How partitioning and clustered by works in Hive table?

1k views Asked by At

I'm trying to understand below query by using that how data is going to be placed.

CREATE TABLE mytable ( 
         name string,
         city string,
         employee_id int ) 
PARTITIONED BY (year STRING, month STRING, day STRING) 
CLUSTERED BY (employee_id) INTO 256 BUCKETS

The keyword PARTITIONED BY will distribute the data in below like dir structure.

/user/hive/warehouse/mytable/y=2015/m=12/d=02

But am not able to understand, how employee_id will be distributed among these directories ? 256 buckets (files) will be created, and all those files will be having all employee_id but which file will sit under which dir, how that will be decided ?

Can anyone help me to understand this ?

1

There are 1 answers

0
leftjoin On BEST ANSWER

Directories are partitions or table location. Buckets are files inside these directories.

Complex partitions are hierarchical directories. In your case:

`/user/hive/warehouse/mytable/` - Table location, contains partition directories:
  `y=2015/` - year partition directory, contains months directories: 
    `m=12/` - month partition, contains days partitions directories:
      `d=02/` - day partition, contains 256 files(buckets)
        00000
        ...
        00255
     `d=03/` -Each day partition will contain 256 files (if you have enough data)
        00000
        ...
        00255     

Each file will contain not all employee_id. Which record will sit in which file is decided using this formula:

 bucket_number=hash_function(employee_id) MOD 256 

Where hash_function is integer, in case of Int employee_id it is equal to employee_id.

256 - is the number of buckets

MOD 256 will produce integer values in the range [0..255], corresponding to bucket numbers.

The same id's will always be in the same buckets.
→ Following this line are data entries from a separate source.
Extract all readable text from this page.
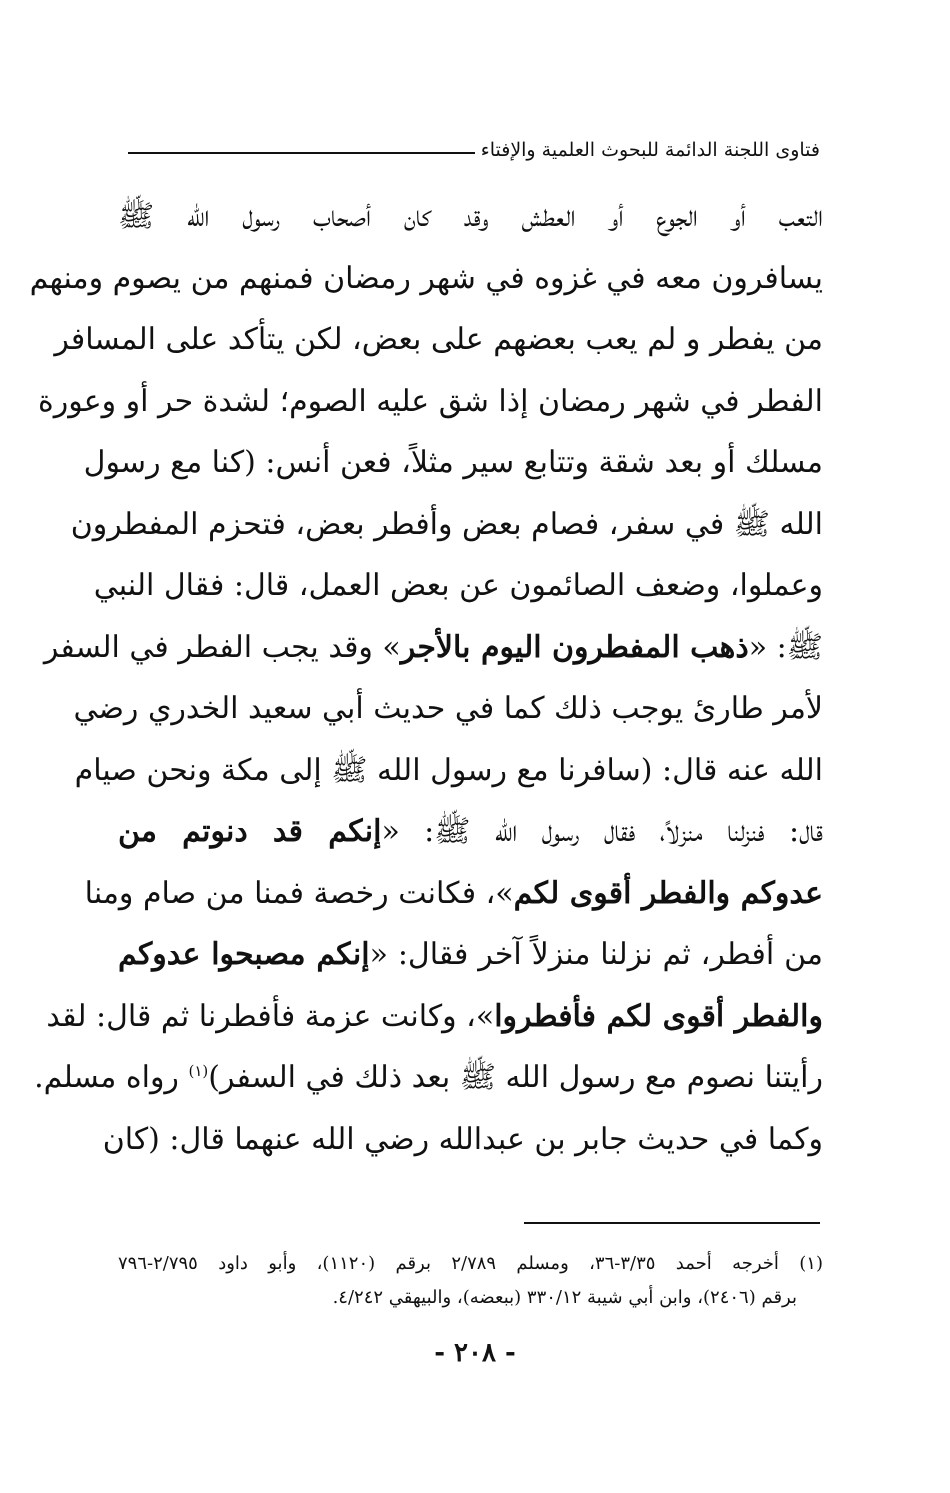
فتاوى اللجنة الدائمة للبحوث العلمية والإفتاء
التعب أو الجوع أو العطش وقد كان أصحاب رسول الله ﷺ
يسافرون معه في غزوه في شهر رمضان فمنهم من يصوم ومنهم
من يفطر و لم يعب بعضهم على بعض، لكن يتأكد على المسافر
الفطر في شهر رمضان إذا شق عليه الصوم؛ لشدة حر أو وعورة
مسلك أو بعد شقة وتتابع سير مثلاً، فعن أنس: (كنا مع رسول
الله ﷺ في سفر، فصام بعض وأفطر بعض، فتحزم المفطرون
وعملوا، وضعف الصائمون عن بعض العمل، قال: فقال النبي
ﷺ: «ذهب المفطرون اليوم بالأجر» وقد يجب الفطر في السفر
لأمر طارئ يوجب ذلك كما في حديث أبي سعيد الخدري رضي
الله عنه قال: (سافرنا مع رسول الله ﷺ إلى مكة ونحن صيام
قال: فنزلنا منزلاً، فقال رسول الله ﷺ: «إنكم قد دنوتم من
عدوكم والفطر أقوى لكم»، فكانت رخصة فمنا من صام ومنا
من أفطر، ثم نزلنا منزلاً آخر فقال: «إنكم مصبحوا عدوكم
والفطر أقوى لكم فأفطروا»، وكانت عزمة فأفطرنا ثم قال: لقد
رأيتنا نصوم مع رسول الله ﷺ بعد ذلك في السفر)$^{(١)}$ رواه مسلم.
وكما في حديث جابر بن عبدالله رضي الله عنهما قال: (كان
(١) أخرجه أحمد ٣/٣٥-٣٦، ومسلم ٢/٧٨٩ برقم (١١٢٠)، وأبو داود ٢/٧٩٥-٧٩٦
برقم (٢٤٠٦)، وابن أبي شيبة ٣٣٠/١٢ (ببعضه)، والبيهقي ٤/٢٤٢.
- ٢٠٨ -
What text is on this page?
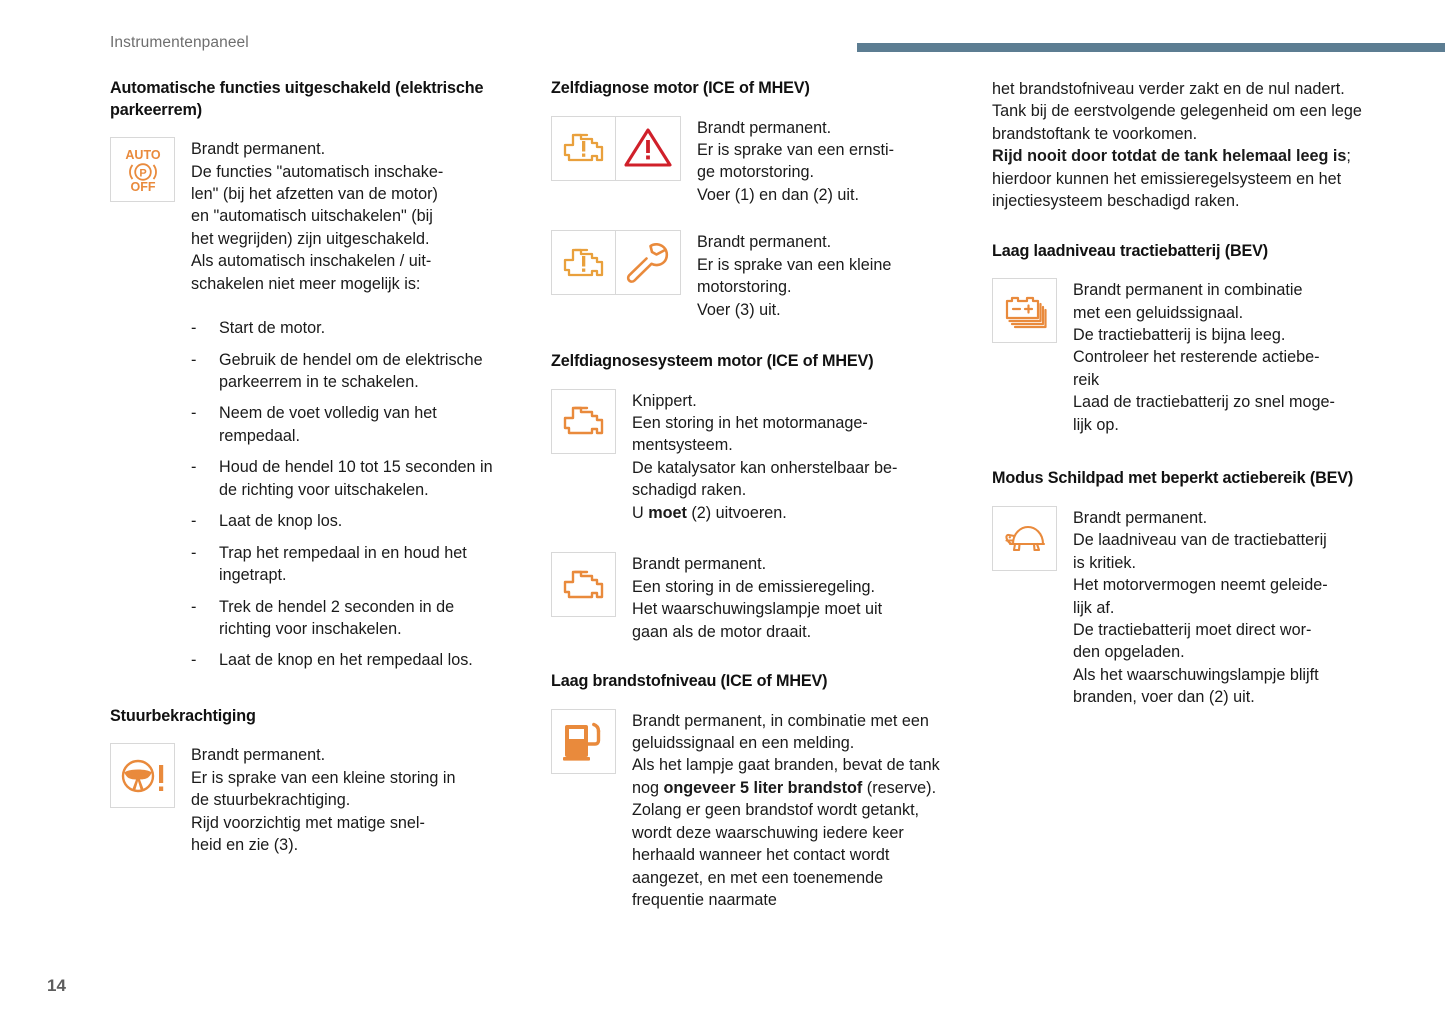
Instrumentenpaneel
Automatische functies uitgeschakeld (elektrische parkeerrem)
AUTO
P
OFF
Brandt permanent.
De functies "automatisch inschake-
len" (bij het afzetten van de motor)
en "automatisch uitschakelen" (bij
het wegrijden) zijn uitgeschakeld.
Als automatisch inschakelen / uit-
schakelen niet meer mogelijk is:
-	Start de motor.
-	Gebruik de hendel om de elektrische parkeerrem in te schakelen.
-	Neem de voet volledig van het rempedaal.
-	Houd de hendel 10 tot 15 seconden in de richting voor uitschakelen.
-	Laat de knop los.
-	Trap het rempedaal in en houd het ingetrapt.
-	Trek de hendel 2 seconden in de richting voor inschakelen.
-	Laat de knop en het rempedaal los.
Stuurbekrachtiging
Brandt permanent.
Er is sprake van een kleine storing in
de stuurbekrachtiging.
Rijd voorzichtig met matige snel-
heid en zie (3).
Zelfdiagnose motor (ICE of MHEV)
Brandt permanent.
Er is sprake van een ernsti-
ge motorstoring.
Voer (1) en dan (2) uit.
Brandt permanent.
Er is sprake van een kleine
motorstoring.
Voer (3) uit.
Zelfdiagnosesysteem motor (ICE of MHEV)
Knippert.
Een storing in het motormanage-
mentsysteem.
De katalysator kan onherstelbaar be-
schadigd raken.
U moet (2) uitvoeren.
Brandt permanent.
Een storing in de emissieregeling.
Het waarschuwingslampje moet uit
gaan als de motor draait.
Laag brandstofniveau (ICE of MHEV)
Brandt permanent, in combinatie met een geluidssignaal en een melding.
Als het lampje gaat branden, bevat de tank nog ongeveer 5 liter brandstof (reserve).
Zolang er geen brandstof wordt getankt, wordt deze waarschuwing iedere keer herhaald wanneer het contact wordt aangezet, en met een toenemende frequentie naarmate
het brandstofniveau verder zakt en de nul nadert.
Tank bij de eerstvolgende gelegenheid om een lege brandstoftank te voorkomen.
Rijd nooit door totdat de tank helemaal leeg is; hierdoor kunnen het emissieregelsysteem en het injectiesysteem beschadigd raken.
Laag laadniveau tractiebatterij (BEV)
Brandt permanent in combinatie
met een geluidssignaal.
De tractiebatterij is bijna leeg.
Controleer het resterende actiebe-
reik
Laad de tractiebatterij zo snel moge-
lijk op.
Modus Schildpad met beperkt actiebereik (BEV)
Brandt permanent.
De laadniveau van de tractiebatterij
is kritiek.
Het motorvermogen neemt geleide-
lijk af.
De tractiebatterij moet direct wor-
den opgeladen.
Als het waarschuwingslampje blijft
branden, voer dan (2) uit.
14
Each daily partition will contain it's own files(buckets), up to 256 buckets in each.

Say, employee_id = 1024 goes into bucket 0, if the same employee_id exists in many days, it will be in file 00000 in each day directory.

employee_id=1050 goes into file 000026 because 1050 MOD 256 = 26.

So, first the data is partitioned by partition key, inside partitions it is bucketed (distributed between files).